Osmanlı Hükümeti’ne yapılan bazı şikayetler yüzünden bir ara Bitlis’e sürülmüş ve burada “birkaç yıl kaldıktan sonra tekrar Barzan’a dönmüştür. Ondan sonra, kimseyi kabul etmemiş ve 1903 yılında yerini ve Şeyhlik makamını oğlu II. Abdüsselam Barzani’ye “bırakmış ve daha sonrada vefa etmiştir. (A. Kadir Berifkani a, e, sf: 17).

Bitlis ve “bir kısmı da Diyarbakır’da mecburi iskana tabi tutulan bu ailenin bu durumu Osmanlı arşivlerine göre, Osmanlı Hükümeti’nin sebepsiz yere aldığı bir karar değildi.
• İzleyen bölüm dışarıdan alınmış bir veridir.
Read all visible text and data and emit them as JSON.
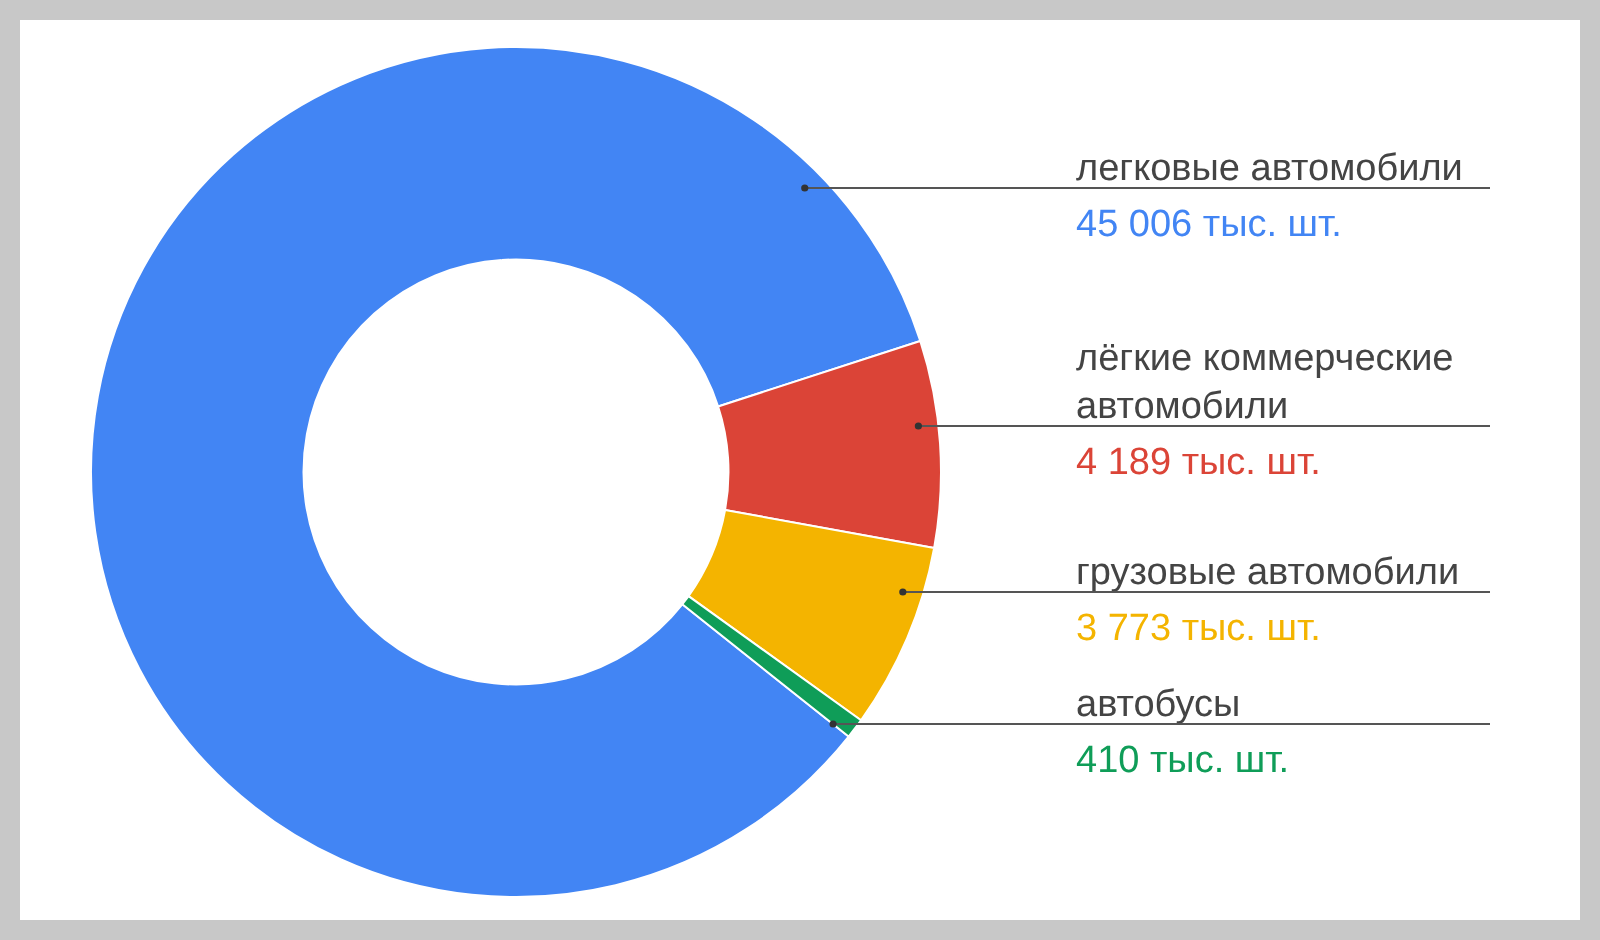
{
  "chart_data": {
    "type": "donut",
    "categories": [
      "легковые автомобили",
      "лёгкие коммерческие автомобили",
      "грузовые автомобили",
      "автобусы"
    ],
    "values": [
      45006,
      4189,
      3773,
      410
    ],
    "colors": [
      "#4285f4",
      "#db4437",
      "#f4b400",
      "#0f9d58"
    ],
    "value_labels": [
      "45 006 тыс. шт.",
      "4 189 тыс. шт.",
      "3 773 тыс. шт.",
      "410 тыс. шт."
    ],
    "legend": false
  }
}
Uzun zamandır “buralarda süren aşiret ve tarikat kavgaları rol oynamıştı.

Nitekim 1888’in başlarında Barzan aşiretinin katıldığı bir kavgayı ancak Osmanlı ordusu bastırmıştır (Başbakanlık Osmanlı Arşivi (BOA) Yay Prk. Ask. nr.44/14).

Muhammed Barzani, l898’de “Becil ve Fakih Abdurrahman” aşiretleriyle siyasi, Eylül 1903 yılında ise Şemdinli Şeyh Muhammed Sıdık Nehri’yle de dini tarikat nüfus mücadelesi şeklinde çatışmalar olmuştur. I. Abdüsselam’ın oğlu Muhammed Sıddık Barzani aslında tam bir medrese eğitim görmemiştir. Çünkü kendisi ‘kekeme’ bir kimseydi. Rus Kürdolog Bazil Nikitin’e göre Muhammed Sıddık, hem kendi aşireti yani Barzanileri hem de diğer bağlı olan aşiretler üzerinde çok kaba bir güç kullandığını belirtir.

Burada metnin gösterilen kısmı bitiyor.